| Abstrak |
: |
untuk melaksanakan ketentuan Pasal 8 ayat (5) Peraturan Daerah Kabupaten Situbondo Nomor 8 Tahun 2017 tentang Hak Keuangan dan Administratif Pimpinan dan Anggota DPRD, serta sebagai dasar dalam menetapkan besaran tunjangan komunikasi intensif, tunjangan reses, dan dana operasional pimpinan DPRD, diperlukan penghitungan dan pengelompokan kemampuan keuangan daerah secara periodik dan terukur. penghitungan kemampuan keuangan daerah dilakukan berdasarkan realisasi pendapatan umum daerah dikurangi dengan belanja pegawai aparatur sipil negara pada tahun anggaran sebelumnya. peraturan ini menetapkan formula penghitungan dan klasifikasi kemampuan keuangan daerah ke dalam tiga kelompok: tinggi, sedang, dan rendah. berdasarkan hasil perhitungan atas realisasi APBD Tahun Anggaran 2023, Pemerintah Kabupaten Situbondo masuk dalam kelompok Kemampuan Keuangan Daerah sedang, sehingga menjadi dasar resmi dalam penganggaran tunjangan dan dana operasional DPRD untuk tahun anggaran 2025.

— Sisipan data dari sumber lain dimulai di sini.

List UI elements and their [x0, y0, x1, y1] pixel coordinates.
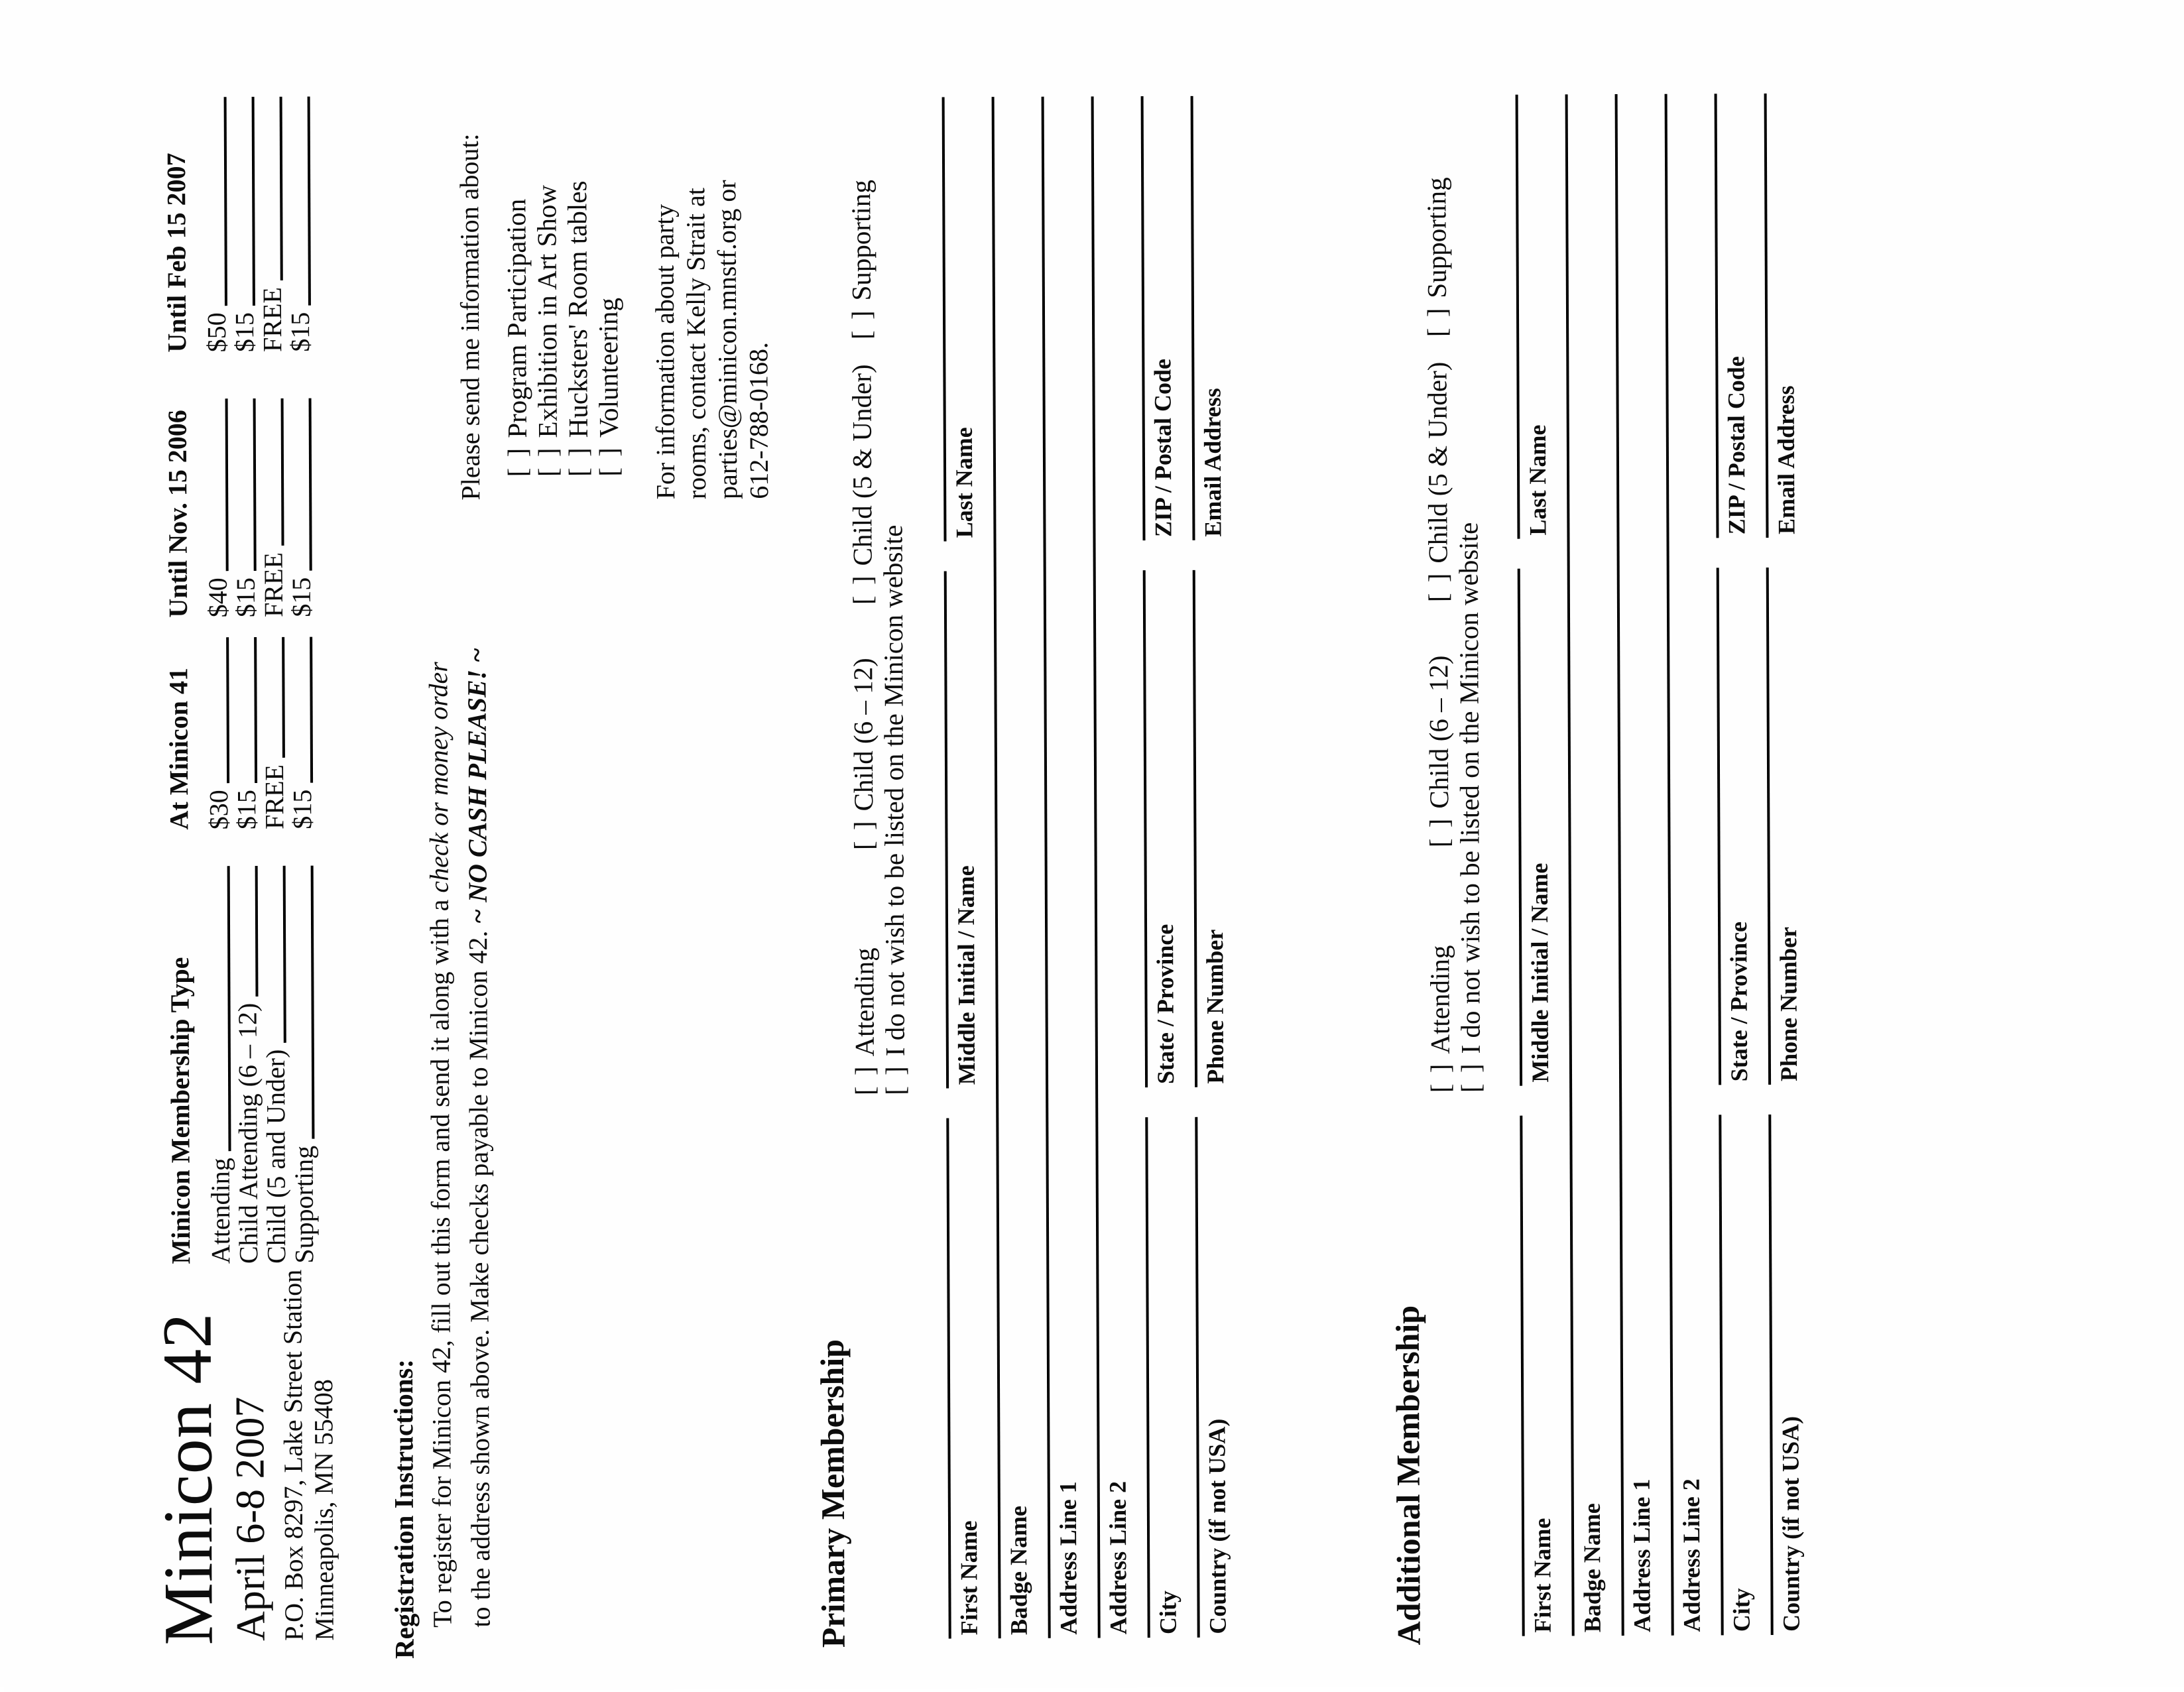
- checkbox-additional-supporting[interactable]: [ ]: [1421, 306, 1452, 337]
- primary-country-label: Country (if not USA): [1203, 1418, 1231, 1634]
- primary-middle-name-label: Middle Initial / Name: [952, 865, 980, 1085]
- primary-phone-label: Phone Number: [1201, 929, 1229, 1084]
- price-cell: [284, 398, 316, 617]
- primary-address1-label: Address Line 1: [1054, 1480, 1082, 1635]
- price-blank[interactable]: [279, 96, 282, 280]
- checkbox-volunteering[interactable]: [ ]: [593, 445, 624, 477]
- party-note-line2: rooms, contact Kelly Strait at: [680, 187, 711, 499]
- price-under5-minicon41: FREE: [259, 764, 289, 829]
- price-blank[interactable]: [225, 398, 228, 571]
- additional-badge-name-field[interactable]: [1565, 94, 1574, 1636]
- no-cash-warning: ~ NO CASH PLEASE! ~: [461, 647, 493, 924]
- price-blank[interactable]: [307, 96, 310, 305]
- table-row-label: [286, 865, 320, 1263]
- mailing-address-line2: Minneapolis, MN 55408: [308, 1378, 339, 1641]
- row-label-supporting: Supporting: [288, 1145, 319, 1264]
- price-cell: [200, 97, 232, 352]
- price-cell: [230, 636, 262, 829]
- primary-address1-field[interactable]: [1041, 96, 1050, 1638]
- row-label-child-under5: Child (5 and Under): [260, 1049, 291, 1264]
- checkbox-additional-child6-12[interactable]: [ ]: [1423, 816, 1455, 847]
- attending-count-blank[interactable]: [227, 866, 231, 1151]
- mailing-address-line1: P.O. Box 8297, Lake Street Station: [276, 1269, 309, 1641]
- primary-zip-label: ZIP / Postal Code: [1148, 358, 1176, 537]
- price-attending-minicon41: $30: [203, 789, 233, 829]
- party-note-line3: parties@minicon.mnstf.org or: [711, 179, 743, 499]
- primary-badge-name-field[interactable]: [991, 97, 1001, 1638]
- additional-email-field[interactable]: [1764, 93, 1768, 538]
- checkbox-primary-supporting[interactable]: [ ]: [845, 308, 877, 339]
- additional-badge-name-label: Badge Name: [1578, 1502, 1606, 1632]
- price-supporting-feb: $15: [284, 312, 315, 352]
- info-option-artshow: [ ]Exhibition in Art Show: [530, 184, 563, 477]
- primary-last-name-field[interactable]: [941, 97, 946, 541]
- checkbox-primary-child6-12[interactable]: [ ]: [847, 818, 879, 850]
- info-option-volunteering: [ ]Volunteering: [592, 297, 624, 477]
- primary-city-label: City: [1154, 1590, 1182, 1634]
- price-attending-feb: $50: [201, 312, 231, 352]
- event-dates: April 6-8 2007: [227, 1396, 274, 1641]
- additional-city-field[interactable]: [1719, 1115, 1723, 1635]
- child-under5-count-blank[interactable]: [282, 865, 286, 1042]
- primary-first-name-field[interactable]: [946, 1118, 951, 1638]
- primary-address2-label: Address Line 2: [1104, 1480, 1132, 1634]
- price-cell: [286, 636, 318, 829]
- price-blank[interactable]: [308, 398, 312, 570]
- price-attending-nov: $40: [202, 577, 233, 617]
- additional-middle-name-label: Middle Initial / Name: [1526, 862, 1553, 1083]
- price-blank[interactable]: [254, 636, 257, 782]
- additional-option-attending: [ ]Attending: [1424, 945, 1455, 1093]
- primary-last-name-label: Last Name: [950, 426, 977, 538]
- form-title: Minicon 42: [148, 1312, 227, 1646]
- price-blank[interactable]: [253, 398, 256, 570]
- additional-city-label: City: [1727, 1587, 1755, 1632]
- additional-state-field[interactable]: [1716, 568, 1721, 1085]
- primary-optout-line: [ ]I do not wish to be listed on the Minicon website: [877, 524, 910, 1095]
- primary-phone-field[interactable]: [1192, 570, 1197, 1087]
- table-header-until-feb: Until Feb 15 2007: [160, 152, 192, 353]
- primary-option-child6-12: [ ]Child (6 – 12): [847, 657, 879, 850]
- checkbox-program-participation[interactable]: [ ]: [501, 446, 532, 477]
- price-blank[interactable]: [310, 636, 313, 782]
- primary-email-field[interactable]: [1190, 95, 1195, 540]
- additional-zip-field[interactable]: [1714, 93, 1719, 538]
- additional-email-label: Email Address: [1772, 385, 1799, 534]
- supporting-count-blank[interactable]: [310, 865, 314, 1138]
- price-cell: [201, 398, 233, 617]
- additional-address1-label: Address Line 1: [1628, 1478, 1656, 1632]
- primary-state-field[interactable]: [1142, 570, 1147, 1087]
- additional-last-name-label: Last Name: [1524, 424, 1551, 536]
- additional-membership-heading: Additional Membership: [1388, 1305, 1427, 1646]
- additional-phone-field[interactable]: [1766, 568, 1770, 1085]
- primary-state-label: State / Province: [1151, 924, 1179, 1084]
- primary-zip-field[interactable]: [1140, 96, 1145, 540]
- price-supporting-nov: $15: [286, 577, 316, 617]
- primary-option-supporting: [ ]Supporting: [845, 179, 877, 339]
- additional-first-name-label: First Name: [1528, 1518, 1556, 1633]
- info-option-program: [ ]Program Participation: [500, 198, 532, 477]
- instructions-line1: To register for Minicon 42, fill out this form and send it along with a check or money order: [422, 661, 457, 1628]
- price-cell: [202, 637, 234, 829]
- primary-email-label: Email Address: [1199, 387, 1226, 537]
- table-header-until-nov: Until Nov. 15 2006: [162, 409, 193, 618]
- additional-option-child6-12: [ ]Child (6 – 12): [1422, 654, 1455, 847]
- additional-address2-field[interactable]: [1664, 93, 1673, 1635]
- additional-option-supporting: [ ]Supporting: [1420, 176, 1452, 337]
- checkbox-primary-child5under[interactable]: [ ]: [847, 573, 878, 605]
- price-blank[interactable]: [280, 398, 284, 545]
- price-under5-nov: FREE: [258, 552, 288, 617]
- additional-address2-label: Address Line 2: [1677, 1478, 1705, 1632]
- primary-badge-name-label: Badge Name: [1004, 1505, 1032, 1635]
- additional-zip-label: ZIP / Postal Code: [1722, 355, 1750, 534]
- checkbox-additional-no-website-listing[interactable]: [ ]: [1455, 1061, 1486, 1093]
- primary-option-attending: [ ]Attending: [848, 947, 880, 1095]
- primary-membership-heading: Primary Membership: [813, 1339, 852, 1648]
- price-cell: [283, 96, 316, 351]
- additional-option-child5under: [ ]Child (5 & Under): [1421, 361, 1453, 602]
- check-or-money-order-emphasis: check or money order: [422, 661, 454, 893]
- additional-phone-label: Phone Number: [1774, 926, 1802, 1081]
- additional-middle-name-field[interactable]: [1517, 568, 1522, 1085]
- price-cell: [258, 636, 290, 829]
- primary-option-child5under: [ ]Child (5 & Under): [845, 363, 878, 605]
- price-blank[interactable]: [223, 97, 227, 306]
- price-under5-feb: FREE: [257, 286, 287, 352]
- table-header-membership-type: Minicon Membership Type: [164, 956, 196, 1264]
- price-blank[interactable]: [251, 97, 255, 306]
- additional-country-label: Country (if not USA): [1776, 1416, 1805, 1632]
- price-cell: [227, 96, 260, 351]
- info-option-hucksters: [ ]Hucksters' Room tables: [561, 180, 593, 477]
- price-cell: [229, 398, 261, 617]
- additional-first-name-field[interactable]: [1520, 1115, 1524, 1636]
- checkbox-art-show[interactable]: [ ]: [532, 445, 563, 477]
- price-childatt-nov: $15: [230, 577, 261, 617]
- primary-address2-field[interactable]: [1091, 96, 1100, 1638]
- child-attending-count-blank[interactable]: [255, 865, 258, 996]
- price-cell: [257, 398, 288, 617]
- party-note-line4: 612-788-0168.: [743, 341, 774, 499]
- checkbox-primary-no-website-listing[interactable]: [ ]: [879, 1063, 910, 1095]
- price-childatt-minicon41: $15: [231, 789, 261, 829]
- additional-state-label: State / Province: [1725, 921, 1752, 1081]
- row-label-attending: Attending: [205, 1157, 235, 1264]
- primary-city-field[interactable]: [1145, 1117, 1150, 1638]
- table-header-at-minicon41: At Minicon 41: [162, 667, 194, 830]
- party-note-line1: For information about party: [648, 204, 680, 499]
- additional-optout-line: [ ]I do not wish to be listed on the Minicon website: [1452, 522, 1486, 1093]
- primary-country-field[interactable]: [1195, 1117, 1199, 1637]
- row-label-child-attending: Child Attending (6 – 12): [232, 1002, 263, 1264]
- instructions-heading: Registration Instructions:: [387, 1359, 420, 1659]
- price-supporting-minicon41: $15: [286, 789, 317, 829]
- price-cell: [255, 96, 288, 351]
- instructions-line2: to the address shown above. Make checks payable to Minicon 42. ~ NO CASH PLEASE! ~: [461, 647, 496, 1628]
- additional-address1-field[interactable]: [1614, 94, 1624, 1636]
- additional-last-name-field[interactable]: [1515, 94, 1520, 538]
- checkbox-additional-child5under[interactable]: [ ]: [1422, 571, 1453, 602]
- checkbox-primary-attending[interactable]: [ ]: [849, 1063, 880, 1095]
- primary-middle-name-field[interactable]: [943, 571, 948, 1088]
- price-blank[interactable]: [282, 636, 285, 757]
- price-childatt-feb: $15: [229, 312, 259, 352]
- checkbox-additional-attending[interactable]: [ ]: [1424, 1061, 1455, 1093]
- checkbox-hucksters-tables[interactable]: [ ]: [562, 445, 593, 477]
- additional-country-field[interactable]: [1768, 1115, 1773, 1635]
- price-blank[interactable]: [226, 637, 229, 783]
- primary-first-name-label: First Name: [955, 1520, 983, 1635]
- info-request-heading: Please send me information about:: [454, 133, 485, 501]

Dasar Hukum Peraturan ini adalah: Undang-Undang Dasar 1945; Undang-Undang Nomor 12 Tahun 1950; Undang-Undang Nomor 17 Tahun 2014 sebagaimana telah diubah dengan Undang-Undang Nomor 42 Tahun 2014; Undang-Undang Nomor 23 Tahun 2014 sebagaimana telah diubah terakhir dengan Undang-Undang Nomor 6 Tahun 2023; Peraturan Pemerintah Nomor 18 Tahun 2017 tentang Hak Keuangan dan Administratif Pimpinan dan Anggota DPRD; Peraturan Menteri Dalam Negeri Nomor 62 Tahun 2017; serta Peraturan Daerah Kabupaten Situbondo Nomor 8 Tahun 2017.
Dalam Peraturan ini diatur mengenai ketentuan umum, dasar penghitungan kemampuan keuangan daerah, unsur-unsur pendapatan dan belanja yang digunakan dalam formula, serta hasil penghitungan kemampuan keuangan daerah Kabupaten Situbondo Tahun Anggaran 2025 berdasarkan data realisasi APBD Tahun 2023. hasil akhir penghitungan menunjukkan bahwa selisih antara pendapatan umum dan belanja pegawai adalah sebesar Rp 525.858.511.581,94, sehingga Kabupaten Situbondo dikategorikan dalam Kelompok Sedang.